401(k) trading didn't hurt returns for participants in Q1: Report
Most people who shifted allocations in their retirement plans were more sophisticated investors, according to research published by NBER
JUN 30, 2020

Most 401(k) participants didn’t touch their accounts during the volatile first quarter — but those who made trades didn’t necessarily suffer lower returns, a recent paper suggests.

Less than 9% of participants traded within their accounts during the first three months of 2020, a rate that was much higher among self-directed investors (between 15% and nearly 23%) than those in target-date funds or managed accounts (2% or less), according an to academic study published by the National Bureau of Economic Research.

The authors examined whether being professionally managed portfolios, such as target-date funds or managed accounts, protected investors from the temptation to make allocation changes during volatility.

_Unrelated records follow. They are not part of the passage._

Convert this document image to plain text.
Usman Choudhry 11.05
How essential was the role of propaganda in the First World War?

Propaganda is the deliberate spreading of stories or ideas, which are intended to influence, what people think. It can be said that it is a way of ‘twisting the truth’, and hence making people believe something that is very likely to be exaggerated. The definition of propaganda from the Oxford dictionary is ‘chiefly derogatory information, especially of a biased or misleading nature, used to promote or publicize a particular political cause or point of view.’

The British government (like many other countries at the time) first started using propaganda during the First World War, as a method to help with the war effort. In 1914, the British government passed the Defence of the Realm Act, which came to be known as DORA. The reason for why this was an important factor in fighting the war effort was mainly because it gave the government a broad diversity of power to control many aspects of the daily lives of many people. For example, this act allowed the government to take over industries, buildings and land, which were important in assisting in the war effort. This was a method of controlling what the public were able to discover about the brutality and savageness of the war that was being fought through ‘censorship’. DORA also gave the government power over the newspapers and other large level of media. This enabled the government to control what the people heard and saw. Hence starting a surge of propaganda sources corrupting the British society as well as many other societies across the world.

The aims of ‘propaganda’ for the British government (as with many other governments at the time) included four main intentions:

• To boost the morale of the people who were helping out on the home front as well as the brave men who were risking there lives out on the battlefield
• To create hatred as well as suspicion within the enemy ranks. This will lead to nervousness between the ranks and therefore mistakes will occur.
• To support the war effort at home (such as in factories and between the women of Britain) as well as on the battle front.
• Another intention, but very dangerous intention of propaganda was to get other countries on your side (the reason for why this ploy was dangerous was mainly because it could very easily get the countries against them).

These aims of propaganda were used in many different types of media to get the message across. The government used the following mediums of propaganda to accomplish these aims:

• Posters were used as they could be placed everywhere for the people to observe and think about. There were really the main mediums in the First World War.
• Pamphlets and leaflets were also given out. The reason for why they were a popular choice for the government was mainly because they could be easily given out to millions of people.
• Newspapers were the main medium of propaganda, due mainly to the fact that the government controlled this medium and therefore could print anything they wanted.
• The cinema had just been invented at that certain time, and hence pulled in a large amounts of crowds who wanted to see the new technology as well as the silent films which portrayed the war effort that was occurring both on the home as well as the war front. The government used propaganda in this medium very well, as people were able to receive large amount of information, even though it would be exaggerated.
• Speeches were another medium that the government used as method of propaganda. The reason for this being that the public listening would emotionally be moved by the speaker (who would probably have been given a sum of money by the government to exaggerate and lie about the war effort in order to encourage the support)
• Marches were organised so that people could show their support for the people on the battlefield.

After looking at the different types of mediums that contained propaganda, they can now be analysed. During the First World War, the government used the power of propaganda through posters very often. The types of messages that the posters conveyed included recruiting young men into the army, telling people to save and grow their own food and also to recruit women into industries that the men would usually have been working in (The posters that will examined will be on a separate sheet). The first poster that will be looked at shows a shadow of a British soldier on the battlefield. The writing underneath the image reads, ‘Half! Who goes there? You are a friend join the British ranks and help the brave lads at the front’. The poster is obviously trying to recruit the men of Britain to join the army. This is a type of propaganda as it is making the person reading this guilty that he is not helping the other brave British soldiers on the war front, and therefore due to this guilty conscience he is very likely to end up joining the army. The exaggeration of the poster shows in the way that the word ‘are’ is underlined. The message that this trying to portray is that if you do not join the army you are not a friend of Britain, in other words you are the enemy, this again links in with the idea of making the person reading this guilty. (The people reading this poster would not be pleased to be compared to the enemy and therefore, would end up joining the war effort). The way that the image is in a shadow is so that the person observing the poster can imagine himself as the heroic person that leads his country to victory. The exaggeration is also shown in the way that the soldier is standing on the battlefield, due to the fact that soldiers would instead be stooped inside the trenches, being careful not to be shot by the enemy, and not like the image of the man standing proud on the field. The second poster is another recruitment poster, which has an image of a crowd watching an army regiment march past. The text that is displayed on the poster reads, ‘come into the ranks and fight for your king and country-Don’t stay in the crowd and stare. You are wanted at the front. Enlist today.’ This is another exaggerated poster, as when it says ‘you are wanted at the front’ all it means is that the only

They found that although those participants indeed traded at much lower rates than those whose investments were fully or partially self-directed, the losses sustained by both groups during the first quarter were not very different.

“Although retirement savers may be less experienced and more prone to making investment mistakes than investment professionals, the majority of workers (59%) now delegate the management of their retirement portfolios through target date funds or robo-advised managed accounts,” the authors wrote, citing data from Vanguard.

Many of the 401(k) participants who traded within their accounts during the first quarter were likely more sophisticated investors, as less-experienced savers tend to be those who are defaulted into some type of managed investments when automatically enrolled in plans, according to the study. And those who made trades during this year’s volatility in many cases may not have been reacting emotionally to the market.

“Among the non-delegated participants, the likelihood of portfolio changes appears to be increasing in proxies for investor sophistication, such as salary, deferral rate and account balance,” the study stated. “In other words, the set of participants making changes to their retirement portfolios appear to be a relatively sophisticated subsample of a relatively sophisticated population.”

Because of that, “we do not find any evidence that portfolio changes are associated with lower quarterly returns,” they wrote. “it appears unlikely that the participants making portfolio changes in response to COVID-19 (but who did not experience job loss) managed to liquidate plan assets at the bottom of the market.”

For those who did suffer a job loss, trading was a different matter. A report earlier this year found that many people who were within 20 years of retirement cashed in their target-date fund assets early.

During the market drop this year, 401(k) participants who did trade tended to move away from equity allocations and toward fixed income, according to reports from Alight Solutions. During April, though, there were more days in which investors moved from bond funds to stock funds.

The report is authored by Morningstar retirement research director David Blanchett, The American College of Financial Services professor of wealth management Michael Finke and Jonathan Reuter, associate professor of finance at the Carrol School of Management at Boston College.

The study is based on data from one retirement plan record keeper and includes information from 531 plans, representing more than 617,000 participants working in 20 different industries. Account changes were measured from Dec. 31, 2019 to March 31, 2020. At the start of that timeframe, the accounts represented about $75 billion, though they dropped to $63.5 billion as of March 31, the authors noted.